From Wikitech
Jump to navigation Jump to search

System Overview

Our Jupyter installation works as follows.

anaconda-wmf is a custom Debian package of Anaconda that includes additional packages useful for analytics at WMF. anaconda-wmf is installed on all analytics client (AKA stat boxes) and worker nodes. It installs to /usr/lib/anaconda-wmf. See the Analytics/Systems/Anaconda documentation for how this works.

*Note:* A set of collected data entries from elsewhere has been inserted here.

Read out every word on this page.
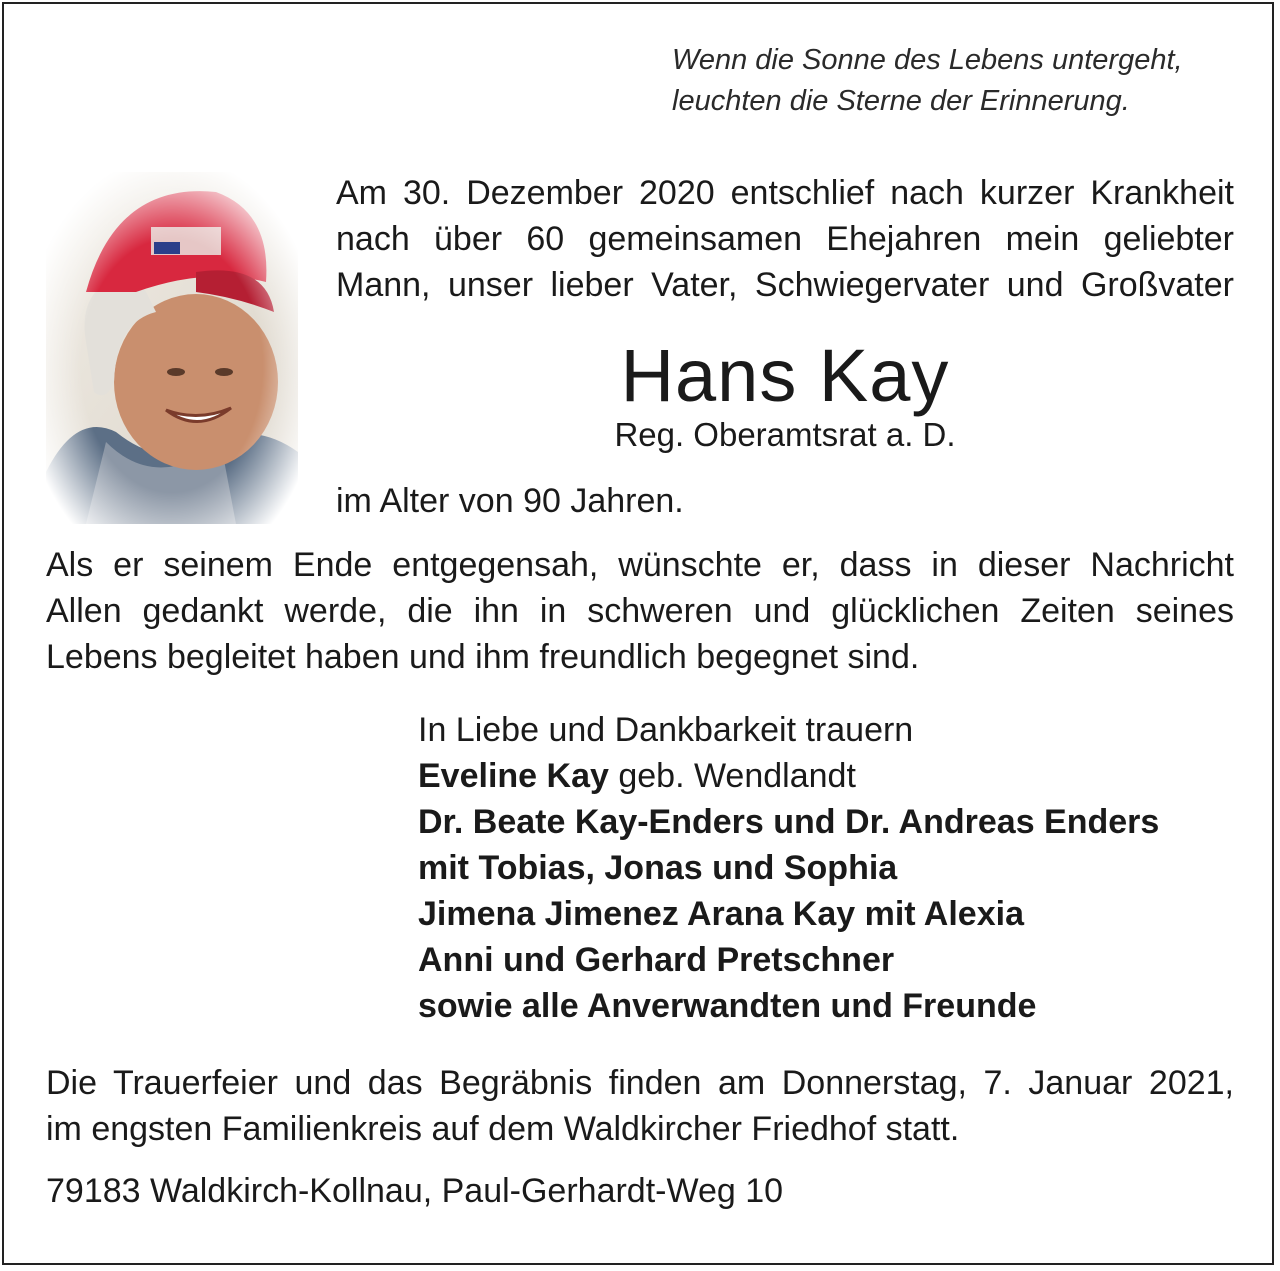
Wenn die Sonne des Lebens untergeht,
leuchten die Sterne der Erinnerung.
Am 30. Dezember 2020 entschlief nach kurzer Krankheit
nach über 60 gemeinsamen Ehejahren mein geliebter
Mann, unser lieber Vater, Schwiegervater und Großvater
Hans Kay
Reg. Oberamtsrat a. D.
im Alter von 90 Jahren.
Als er seinem Ende entgegensah, wünschte er, dass in dieser Nachricht
Allen gedankt werde, die ihn in schweren und glücklichen Zeiten seines
Lebens begleitet haben und ihm freundlich begegnet sind.
In Liebe und Dankbarkeit trauern
Eveline Kay geb. Wendlandt
Dr. Beate Kay-Enders und Dr. Andreas Enders
mit Tobias, Jonas und Sophia
Jimena Jimenez Arana Kay mit Alexia
Anni und Gerhard Pretschner
sowie alle Anverwandten und Freunde
Die Trauerfeier und das Begräbnis finden am Donnerstag, 7. Januar 2021,
im engsten Familienkreis auf dem Waldkircher Friedhof statt.
79183 Waldkirch-Kollnau, Paul-Gerhardt-Weg 10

anaconda-wmf includes the Python and other packages we need to run JupyterHub. The configuration and setup of JupyterHub is done by Puppet. Users can ssh tunnel to an analytics client node and access JupyterHub over HTTP. JupyterHub is configured to authenticate users via LDAP (and also restricts them to a few POSIX groups). It is also configured to work with anconda-wmf and 'stacked' conda environments via a custom CondaEnvProfilesSpawner which can create and activate new user Conda environments. After authentication, the user is prompted with a list of Conda environments to use. Their Jupyter Notebook Server process is then launched using a SystemdSpawner running the jupyterhub-singleuser command out of the user's Conda environment, e.g. in /home/otto/.conda/envs/2020-12-13T19.40.09_otto/bin/jupyterhub-singleuser.

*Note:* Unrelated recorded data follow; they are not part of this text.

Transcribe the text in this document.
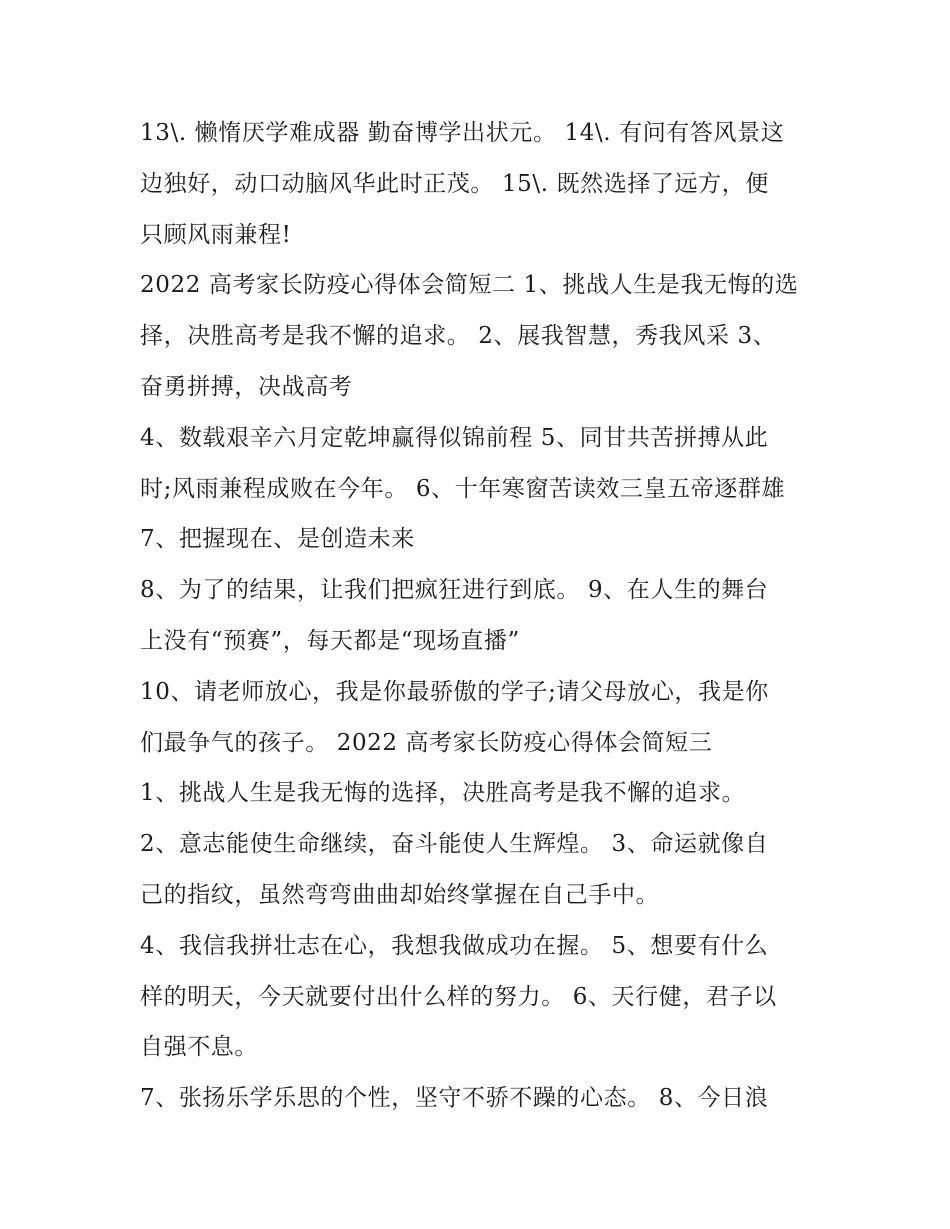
13\. 懒惰厌学难成器 勤奋博学出状元。 14\. 有问有答风景这
边独好，动口动脑风华此时正茂。 15\. 既然选择了远方，便
只顾风雨兼程!
2022 高考家长防疫心得体会简短二 1、挑战人生是我无悔的选
择，决胜高考是我不懈的追求。 2、展我智慧，秀我风采 3、
奋勇拼搏，决战高考
4、数载艰辛六月定乾坤赢得似锦前程 5、同甘共苦拼搏从此
时;风雨兼程成败在今年。 6、十年寒窗苦读效三皇五帝逐群雄
7、把握现在、是创造未来
8、为了的结果，让我们把疯狂进行到底。 9、在人生的舞台
上没有“预赛”，每天都是“现场直播”
10、请老师放心，我是你最骄傲的学子;请父母放心，我是你
们最争气的孩子。 2022 高考家长防疫心得体会简短三
1、挑战人生是我无悔的选择，决胜高考是我不懈的追求。
2、意志能使生命继续，奋斗能使人生辉煌。 3、命运就像自
己的指纹，虽然弯弯曲曲却始终掌握在自己手中。
4、我信我拼壮志在心，我想我做成功在握。 5、想要有什么
样的明天，今天就要付出什么样的努力。 6、天行健，君子以
自强不息。
7、张扬乐学乐思的个性，坚守不骄不躁的心态。 8、今日浪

Note that JupyterHub runs out of /usr/lib/anaconda-wmf, and the user's Jupyter Notebook Server (to which JupyterHub proxies) runs out of the user's selected Conda environment. This means that the user's conda environment is ephemeral and can be discarded at will by the user, or if really needed, by an administrator. We can upgrade anaconda-wmf, and users can install whatever packages they might need into their Conda environments.